Следующее утро напугало его гораздо больше. Они с дочерью только что сели завтракать, когда Люси вдруг, вскрикнув от неожиданности, указала наверх. На потолке коряво, очевидно, головешкой, были написаны цифры «28». Дочь недоумевала, что бы это могло означать, но отец ничего объяснять ей не стал. На этот раз он просидел с винтовкой всю ночь, но так ничего и не заметил. На утро он снова обнаружил теперь уже приколотую к двери бумажку с огромными цифрами «27».

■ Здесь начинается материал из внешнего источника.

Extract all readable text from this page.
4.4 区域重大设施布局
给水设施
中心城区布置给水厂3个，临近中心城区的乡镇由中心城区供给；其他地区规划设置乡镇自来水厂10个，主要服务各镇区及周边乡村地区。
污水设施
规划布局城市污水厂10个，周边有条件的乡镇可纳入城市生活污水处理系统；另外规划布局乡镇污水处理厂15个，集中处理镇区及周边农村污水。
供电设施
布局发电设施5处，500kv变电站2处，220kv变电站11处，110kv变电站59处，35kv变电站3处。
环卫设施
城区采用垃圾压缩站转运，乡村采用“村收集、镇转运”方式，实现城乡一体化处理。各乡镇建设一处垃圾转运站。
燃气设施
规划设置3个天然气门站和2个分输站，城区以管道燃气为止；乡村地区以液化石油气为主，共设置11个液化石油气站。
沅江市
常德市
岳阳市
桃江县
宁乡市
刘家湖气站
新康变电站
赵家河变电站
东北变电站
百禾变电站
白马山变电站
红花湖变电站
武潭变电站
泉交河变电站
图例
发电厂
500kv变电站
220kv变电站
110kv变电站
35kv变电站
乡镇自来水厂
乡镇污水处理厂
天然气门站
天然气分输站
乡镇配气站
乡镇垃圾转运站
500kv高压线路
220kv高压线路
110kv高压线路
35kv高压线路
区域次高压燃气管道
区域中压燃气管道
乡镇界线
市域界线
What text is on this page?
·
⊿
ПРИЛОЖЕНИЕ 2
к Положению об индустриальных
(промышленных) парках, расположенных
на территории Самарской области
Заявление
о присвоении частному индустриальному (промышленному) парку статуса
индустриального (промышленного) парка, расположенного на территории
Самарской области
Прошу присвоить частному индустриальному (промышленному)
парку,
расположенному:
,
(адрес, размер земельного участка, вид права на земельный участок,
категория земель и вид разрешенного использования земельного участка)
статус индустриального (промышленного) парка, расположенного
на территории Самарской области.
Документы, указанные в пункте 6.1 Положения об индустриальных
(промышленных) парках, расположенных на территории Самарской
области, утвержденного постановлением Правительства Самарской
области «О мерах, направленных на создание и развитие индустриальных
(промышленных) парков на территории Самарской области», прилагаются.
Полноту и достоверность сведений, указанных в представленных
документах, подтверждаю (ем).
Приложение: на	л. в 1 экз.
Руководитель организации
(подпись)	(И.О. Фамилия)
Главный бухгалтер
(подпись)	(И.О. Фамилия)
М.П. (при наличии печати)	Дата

Так проходил день за днем, и каждое утро он убеждался, что незримые враги аккуратно отсчитывают срок, оставляя в самых неожиданных местах напоминание о том, сколько же дней осталось до трагической развязки. Иногда роковые надписи появлялись на стенах, иногда – на полу, а порой маленькие листки бумаги обнаруживались приколотыми к воротам или забору, окружавшему сад. Как не старался Джон Ферье быть бдительным, но так и не смог определить, откуда берутся эти ежедневные предупреждения. И каждый раз, увидя эти зловещие знаки, он испытывал мучительный суеверный страх. Теперь уже Ферье походил на затравленного зверя. Он исхудал, потерял сон, в глазах его поселился постоянный ужас.

Двадцать дней постепенно сократились до пятнадцати, в свою очередь, пятнадцать превратились в десять, но от Джеферсона Хоупа как и прежде не было никаких известий. Количество отпущенных на раздумья дней непоправимо таяло. Едва заслышав стук копыт по дороге или крики всадника, старый фермер бежал к воротам в надежде, что, наконец-то, пришла помощь. И вот, когда от пяти дней осталось четыре, а потом и три, он окончательно пал духом и потерял всякую надежду на избавление. Ферье прекрасно понимал, что один, да еще практически не зная гор, кольцом охватывающих поселение, он совершенно беспомощен. Проезжие дороги сейчас зорко просматривались и охранялись, и никто не мог пройти по ним без специального разрешения Совета Четырех. Куда ни поверни, нет возможности скрыться от нависшей над ним смертельной опасности. Но ничто не могло поколебать его твердого решения скорее расстаться с жизнью, чем обречь свою дочь на унизительную жизнь.

Вечером Джон Ферье, уйдя с головой в размышления, тщетно пытался найти выход из сложившейся ситуации. Сегодня он обнаружил на стене дома цифру «2». Следующий день должен стать последним. Что будет с ними дальше? Воображение рисовало ему ужасные картины. А дочь – что станет с ней, когда его уже не будет рядом? Неужели нет способа вырваться из наброшенный на них невидимой петли? Положив голову на стол, он рыдал над своим бессилием.

Но что это? Неожиданно раздался слабый стук – негромкий, но вполне отчетливый в окружающей ночной тишине. Звук этот шел от двери. Ферье вышел в прихожую и внимательно прислушался. Несколько мгновений ничего не было слышно, а затем тихий, ясно различимый стук повторился. Очевидно, кто-то негромко постукивал по дощатой двери. Неужели это таинственный убийца пришел исполнить приговор секретного трибунала? Или это напоминание о том, что наступает последний день отсрочки исполнения уже вынесенного приговора? Ферье подумал, что обычная смерть гораздо лучше подобной мучительной неизвестности, заставляющей сердце сжиматься в тревоге при каждом шорохе. Шагнув вперед, Ферье поднял щеколду и открыл дверь.

Снаружи все было спокойно и тихо. Стояла прекрасная ночь, над головой ярко светили звезды. Фермер оглядел маленький, огороженный решеткой садик перед домом – но ни там, ни на улице не было ни души. Разочарованно вздохнув, Ферье посмотрел направо, затем налево, и вдруг случайно глянул вниз – прямо у его ног ничком на земле, раскинув в стороны руки и ноги, лежал человек.

Ферье, прижав руки ко рту, в ужасе отпрянул к стене. Первой его мыслью было то, что этот человек ранен или мертв. Но тот быстро и бесшумно, словно змея, пополз прямо в дом. Оказавшись в прихожей, человек вскочил на ноги и закрыл дверь – удивленный фермер узнал твердое, решительное лицо Джеферсона Хоупа.